Quenneville challenges Hawks for Game 4

ST. PAUL, Minn. -- The Minnesota Wild answered their coach’s challenge in Game 3, and now Chicago Blackhawks coach Joel Quenneville is looking for the same from his team in Game 4 of their Western Conference quarterfinals series.

The Blackhawks’ series advantage was cut to 2-1 after the Wild defeated them 3-2 in overtime in Game 3 on Sunday. The Wild outplayed the Blackhawks in nearly every category after Wild coach Mike Yeo asked his team to play with more hatred toward the Blackhawks.

Quenneville wants to see something similar to that from the Blackhawks in Game 4, which will be held in Minnesota on Tuesday.

“I’d like to see a very intense team,” Quenneville said after Monday’s practice. “You watch other playoff series, you can see whether it’s the animosity, the hatred, the battles; that’s playoff hockey. I think that’s the level we got to get to and go from there.”

Quenneville said he would like to especially see his team hit and shoot more than it did in Game 3. The Wild outhit the Blackhawks 34-13 and outshot them 37-27. The numbers were drastically different from the Blackhawks’ 5-2 win in Game 2, when they had 35 hits and 48 shots.

“I think everybody’s got to be looking for hits, counterhits,” Quenneville said. “You don’t want to be distracted going to the tough areas and the willingness to travel those areas. We got to be willing to go there. I think we got slowed down there and had hesitation in our game. It kind of feeds into it. If you’re going to stand still, you’re going to get hit. I think we want to make sure we got motions and movement in our game. Let’s make sure if it’s a hit or counterhit, we got to have more than the 13 we had [Sunday].

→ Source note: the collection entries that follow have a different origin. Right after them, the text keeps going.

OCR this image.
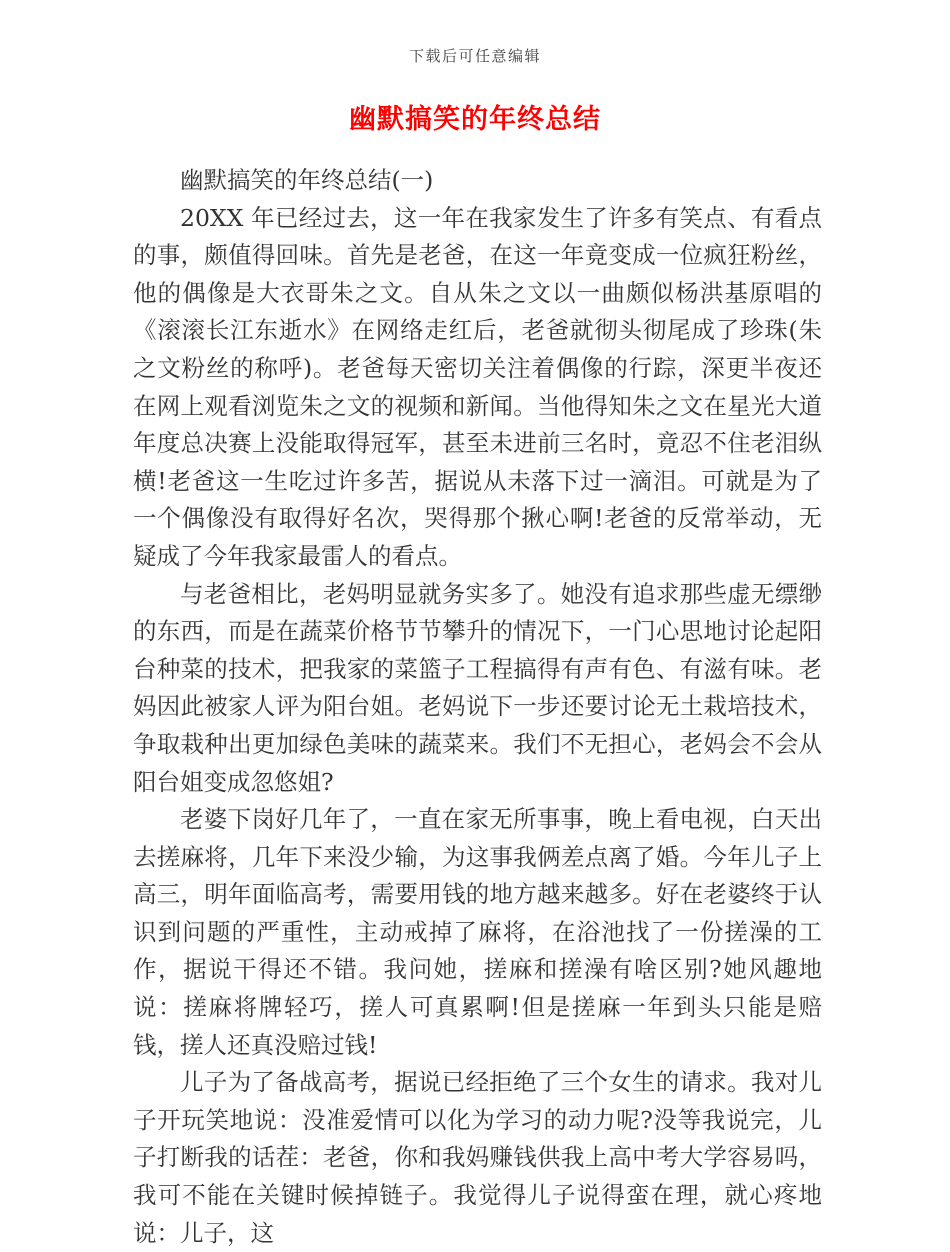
下载后可任意编辑
幽默搞笑的年终总结

幽默搞笑的年终总结(一)

20XX 年已经过去，这一年在我家发生了许多有笑点、有看点的事，颇值得回味。首先是老爸，在这一年竟变成一位疯狂粉丝，他的偶像是大衣哥朱之文。自从朱之文以一曲颇似杨洪基原唱的《滚滚长江东逝水》在网络走红后，老爸就彻头彻尾成了珍珠(朱之文粉丝的称呼)。老爸每天密切关注着偶像的行踪，深更半夜还在网上观看浏览朱之文的视频和新闻。当他得知朱之文在星光大道年度总决赛上没能取得冠军，甚至未进前三名时，竟忍不住老泪纵横!老爸这一生吃过许多苦，据说从未落下过一滴泪。可就是为了一个偶像没有取得好名次，哭得那个揪心啊!老爸的反常举动，无疑成了今年我家最雷人的看点。

与老爸相比，老妈明显就务实多了。她没有追求那些虚无缥缈的东西，而是在蔬菜价格节节攀升的情况下，一门心思地讨论起阳台种菜的技术，把我家的菜篮子工程搞得有声有色、有滋有味。老妈因此被家人评为阳台姐。老妈说下一步还要讨论无土栽培技术，争取栽种出更加绿色美味的蔬菜来。我们不无担心，老妈会不会从阳台姐变成忽悠姐?

老婆下岗好几年了，一直在家无所事事，晚上看电视，白天出去搓麻将，几年下来没少输，为这事我俩差点离了婚。今年儿子上高三，明年面临高考，需要用钱的地方越来越多。好在老婆终于认识到问题的严重性，主动戒掉了麻将，在浴池找了一份搓澡的工作，据说干得还不错。我问她，搓麻和搓澡有啥区别?她风趣地说：搓麻将牌轻巧，搓人可真累啊!但是搓麻一年到头只能是赔钱，搓人还真没赔过钱!

儿子为了备战高考，据说已经拒绝了三个女生的请求。我对儿子开玩笑地说：没准爱情可以化为学习的动力呢?没等我说完，儿子打断我的话茬：老爸，你和我妈赚钱供我上高中考大学容易吗，我可不能在关键时候掉链子。我觉得儿子说得蛮在理，就心疼地说：儿子，这
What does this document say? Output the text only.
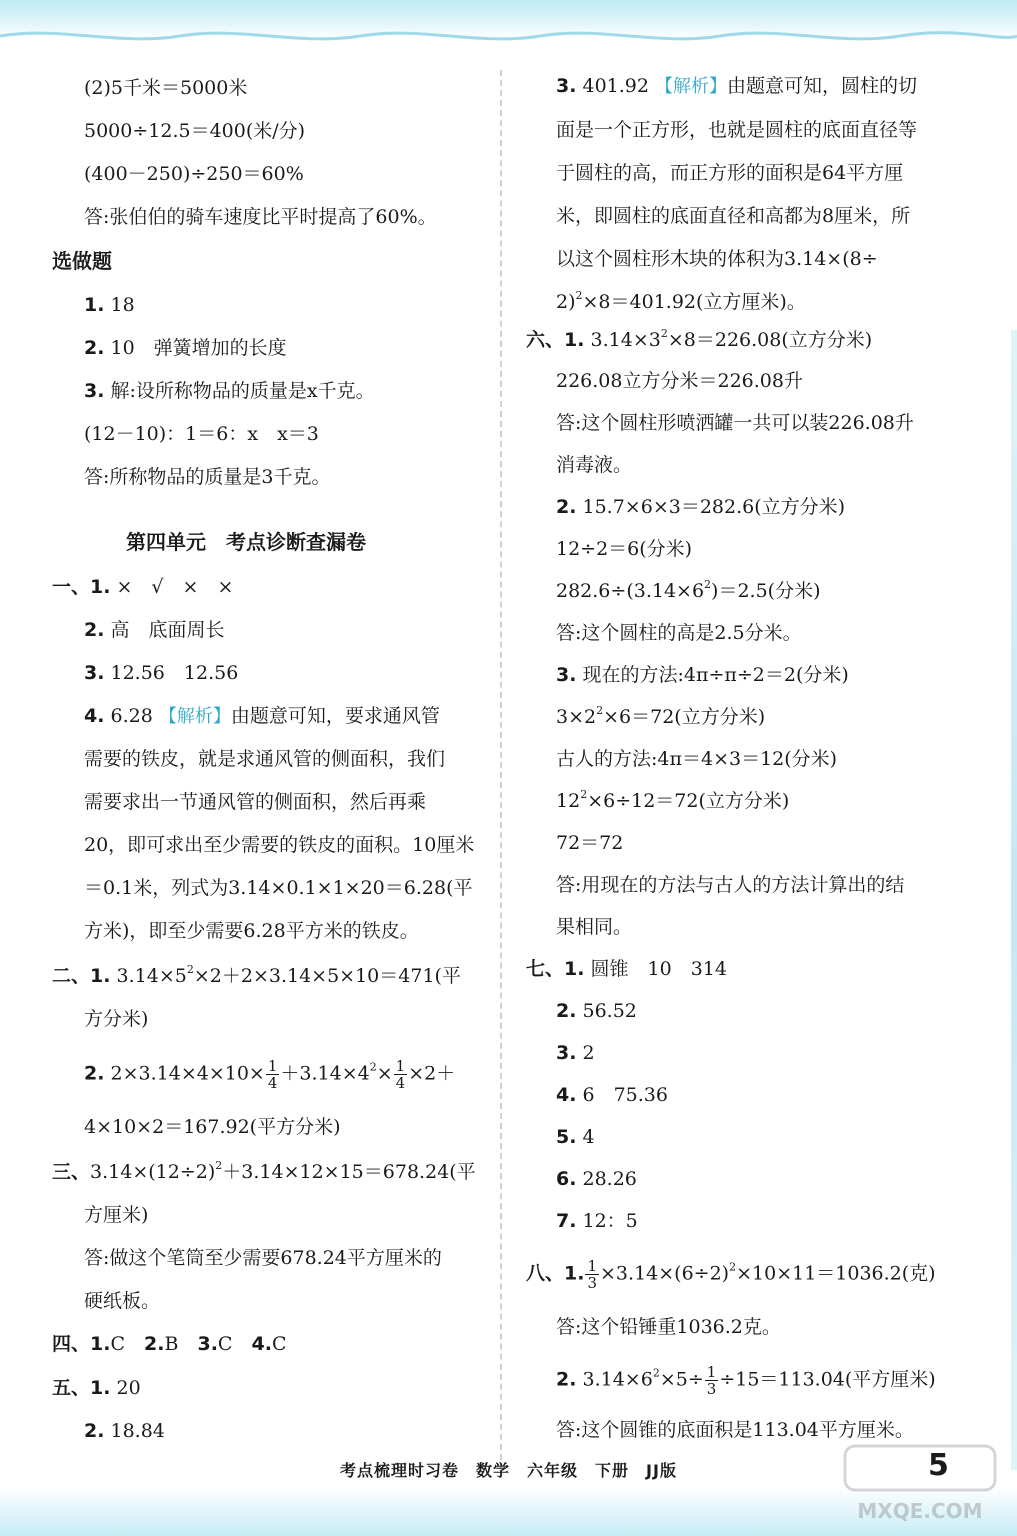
(2)5千米＝5000米
5000÷12.5＝400(米/分)
(400－250)÷250＝60%
答:张伯伯的骑车速度比平时提高了60%。
选做题
1. 18
2. 10　弹簧增加的长度
3. 解:设所称物品的质量是x千克。
(12－10)：1＝6：x　x＝3
答:所称物品的质量是3千克。
第四单元　考点诊断查漏卷
一、1. ×　√　×　×
2. 高　底面周长
3. 12.56　12.56
4. 6.28 【解析】由题意可知，要求通风管
需要的铁皮，就是求通风管的侧面积，我们
需要求出一节通风管的侧面积，然后再乘
20，即可求出至少需要的铁皮的面积。10厘米
＝0.1米，列式为3.14×0.1×1×20＝6.28(平
方米)，即至少需要6.28平方米的铁皮。
二、1. $3.14\times 5^2\times 2+2\times 3.14\times 5\times 10=471$(平
方分米)
2. $2\times 3.14\times 4\times 10\times \frac{1}{4} +3.14\times 4^2\times \frac{1}{4} \times 2+$
4×10×2＝167.92(平方分米)
三、$3.14\times(12\div 2)^2+3.14\times 12\times 15=678.24$(平
方厘米)
答:做这个笔筒至少需要678.24平方厘米的
硬纸板。
四、1.C　 2.B　 3.C　 4.C
五、1. 20
2. 18.84
3. 401.92 【解析】由题意可知，圆柱的切
面是一个正方形，也就是圆柱的底面直径等
于圆柱的高，而正方形的面积是64平方厘
米，即圆柱的底面直径和高都为8厘米，所
以这个圆柱形木块的体积为3.14×(8÷
2)$^2$×8＝401.92(立方厘米)。
六、1. $3.14\times 3^2\times 8=226.08$(立方分米)
226.08立方分米＝226.08升
答:这个圆柱形喷洒罐一共可以装226.08升
消毒液。
2. 15.7×6×3＝282.6(立方分米)
12÷2＝6(分米)
$282.6\div(3.14\times 6^2)=2.5$(分米)
答:这个圆柱的高是2.5分米。
3. 现在的方法:4π÷π÷2＝2(分米)
$3\times 2^2\times 6=72$(立方分米)
古人的方法:4π＝4×3＝12(分米)
$12^2\times 6\div 12=72$(立方分米)
72＝72
答:用现在的方法与古人的方法计算出的结
果相同。
七、1. 圆锥　10　314
2. 56.52
3. 2
4. 6　75.36
5. 4
6. 28.26
7. 12：5
八、1. $\frac{1}{3} \times 3.14\times(6\div 2)^2\times 10\times 11=1036.2$(克)
答:这个铅锤重1036.2克。
2. $3.14\times 6^2\times 5\div \frac{1}{3} \div 15=113.04$(平方厘米)
答:这个圆锥的底面积是113.04平方厘米。
考点梳理时习卷　数学　六年级　下册　JJ版	5
MXQE.COM
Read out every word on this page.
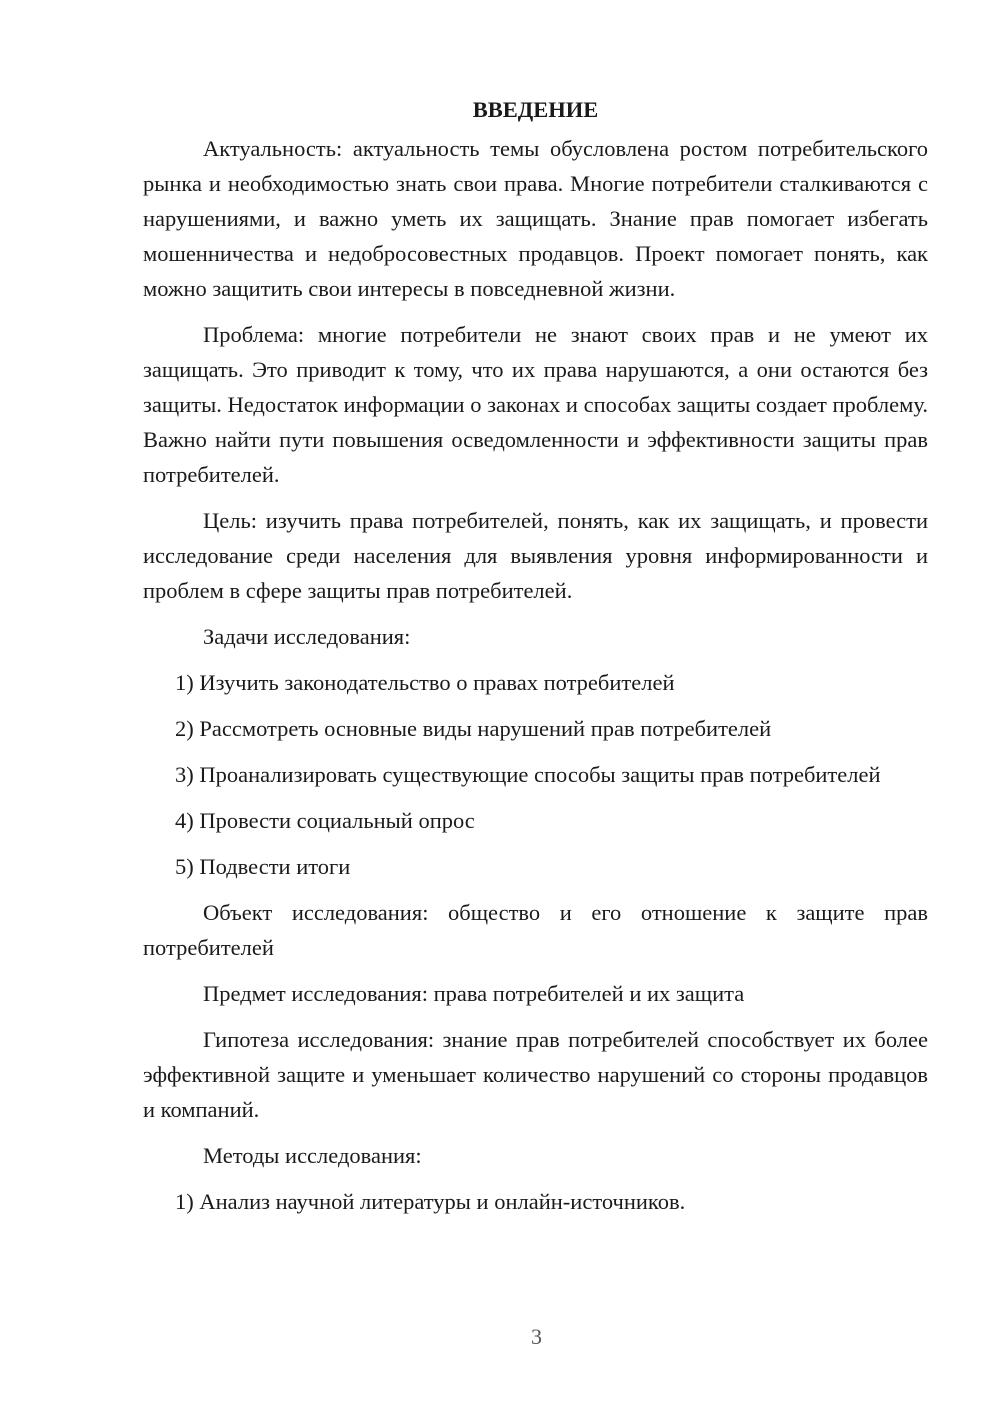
ВВЕДЕНИЕ

Актуальность: актуальность темы обусловлена ростом потребительского рынка и необходимостью знать свои права. Многие потребители сталкиваются с нарушениями, и важно уметь их защищать. Знание прав помогает избегать мошенничества и недобросовестных продавцов. Проект помогает понять, как можно защитить свои интересы в повседневной жизни.

Проблема: многие потребители не знают своих прав и не умеют их защищать. Это приводит к тому, что их права нарушаются, а они остаются без защиты. Недостаток информации о законах и способах защиты создает проблему. Важно найти пути повышения осведомленности и эффективности защиты прав потребителей.

Цель: изучить права потребителей, понять, как их защищать, и провести исследование среди населения для выявления уровня информированности и проблем в сфере защиты прав потребителей.

Задачи исследования:

1) Изучить законодательство о правах потребителей

2) Рассмотреть основные виды нарушений прав потребителей

3) Проанализировать существующие способы защиты прав потребителей

4) Провести социальный опрос

5) Подвести итоги

Объект исследования: общество и его отношение к защите прав потребителей

Предмет исследования: права потребителей и их защита

Гипотеза исследования: знание прав потребителей способствует их более эффективной защите и уменьшает количество нарушений со стороны продавцов и компаний.

Методы исследования:

1) Анализ научной литературы и онлайн-источников.

3
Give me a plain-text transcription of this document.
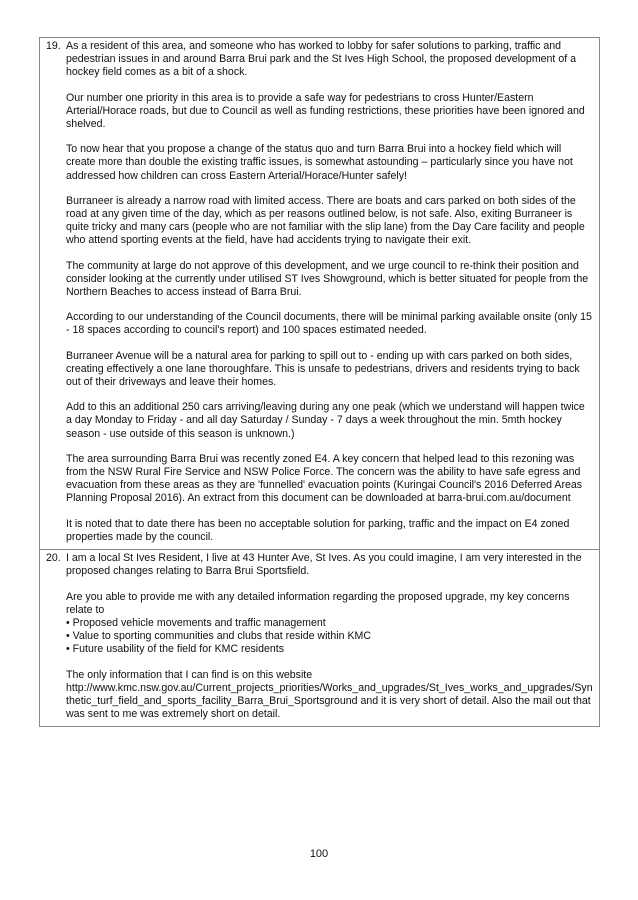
19. As a resident of this area, and someone who has worked to lobby for safer solutions to parking, traffic and pedestrian issues in and around Barra Brui park and the St Ives High School, the proposed development of a hockey field comes as a bit of a shock.

Our number one priority in this area is to provide a safe way for pedestrians to cross Hunter/Eastern Arterial/Horace roads, but due to Council as well as funding restrictions, these priorities have been ignored and shelved.

To now hear that you propose a change of the status quo and turn Barra Brui into a hockey field which will create more than double the existing traffic issues, is somewhat astounding – particularly since you have not addressed how children can cross Eastern Arterial/Horace/Hunter safely!

Burraneer is already a narrow road with limited access. There are boats and cars parked on both sides of the road at any given time of the day, which as per reasons outlined below, is not safe. Also, exiting Burraneer is quite tricky and many cars (people who are not familiar with the slip lane) from the Day Care facility and people who attend sporting events at the field, have had accidents trying to navigate their exit.

The community at large do not approve of this development, and we urge council to re-think their position and consider looking at the currently under utilised ST Ives Showground, which is better situated for people from the Northern Beaches to access instead of Barra Brui.

According to our understanding of the Council documents, there will be minimal parking available onsite (only 15 - 18 spaces according to council's report) and 100 spaces estimated needed.

Burraneer Avenue will be a natural area for parking to spill out to - ending up with cars parked on both sides, creating effectively a one lane thoroughfare. This is unsafe to pedestrians, drivers and residents trying to back out of their driveways and leave their homes.

Add to this an additional 250 cars arriving/leaving during any one peak (which we understand will happen twice a day Monday to Friday - and all day Saturday / Sunday - 7 days a week throughout the min. 5mth hockey season - use outside of this season is unknown.)

The area surrounding Barra Brui was recently zoned E4. A key concern that helped lead to this rezoning was from the NSW Rural Fire Service and NSW Police Force. The concern was the ability to have safe egress and evacuation from these areas as they are 'funnelled' evacuation points (Kuringai Council's 2016 Deferred Areas Planning Proposal 2016). An extract from this document can be downloaded at barra-brui.com.au/document

It is noted that to date there has been no acceptable solution for parking, traffic and the impact on E4 zoned properties made by the council.

20. I am a local St Ives Resident, I live at 43 Hunter Ave, St Ives. As you could imagine, I am very interested in the proposed changes relating to Barra Brui Sportsfield.

Are you able to provide me with any detailed information regarding the proposed upgrade, my key concerns relate to
• Proposed vehicle movements and traffic management
• Value to sporting communities and clubs that reside within KMC
• Future usability of the field for KMC residents

The only information that I can find is on this website
http://www.kmc.nsw.gov.au/Current_projects_priorities/Works_and_upgrades/St_Ives_works_and_upgrades/Synthetic_turf_field_and_sports_facility_Barra_Brui_Sportsground and it is very short of detail. Also the mail out that was sent to me was extremely short on detail.

100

“Coming in on the road, the building is going to be loud. It’s going to be a tough place to come into. We had the start we were looking for [Sunday]. We just didn’t sustain it. They played like I said [Sunday] they had to win the game, and we didn’t. We want to make sure we have more urgency to our game, more directness, the passion that comes with playoff hockey.”

Blackhawks forward Patrick Kane agreed that they needed to play more physically, but they also had to be careful not to be something they’re not.

“You want to be physical, you want to ramp up the intensity and bring a little more to playoff hockey,” Kane said. "We’re just going to play our game. That’s the most important thing. Sometimes you can get off your game by playing too physical or if you don’t fight back, then they seem like they have the edge too. Maybe a little mix of both.

“We obviously want to get more pucks and chances at the net. I think sometimes if you’re worried about bringing too much physicality and intensity, you’re not worried about doing the things we did to score a lot of goals this year, which we did. Just try to get back to the way the Blackhawks play hockey.”

Yeo anticipates the Blackhawks will raise their level of play in Game 4.

“Part of the challenge for us the next game will be to brace against their push-back,” Yeo said. “We know they’re going to come hard and anxious to see how we respond against that. ... We’re sitting here, and I expect to see probably their best game of the series [Tuesday]. For me, it’s great we’ve done some good things. [Tuesday] is a new test.”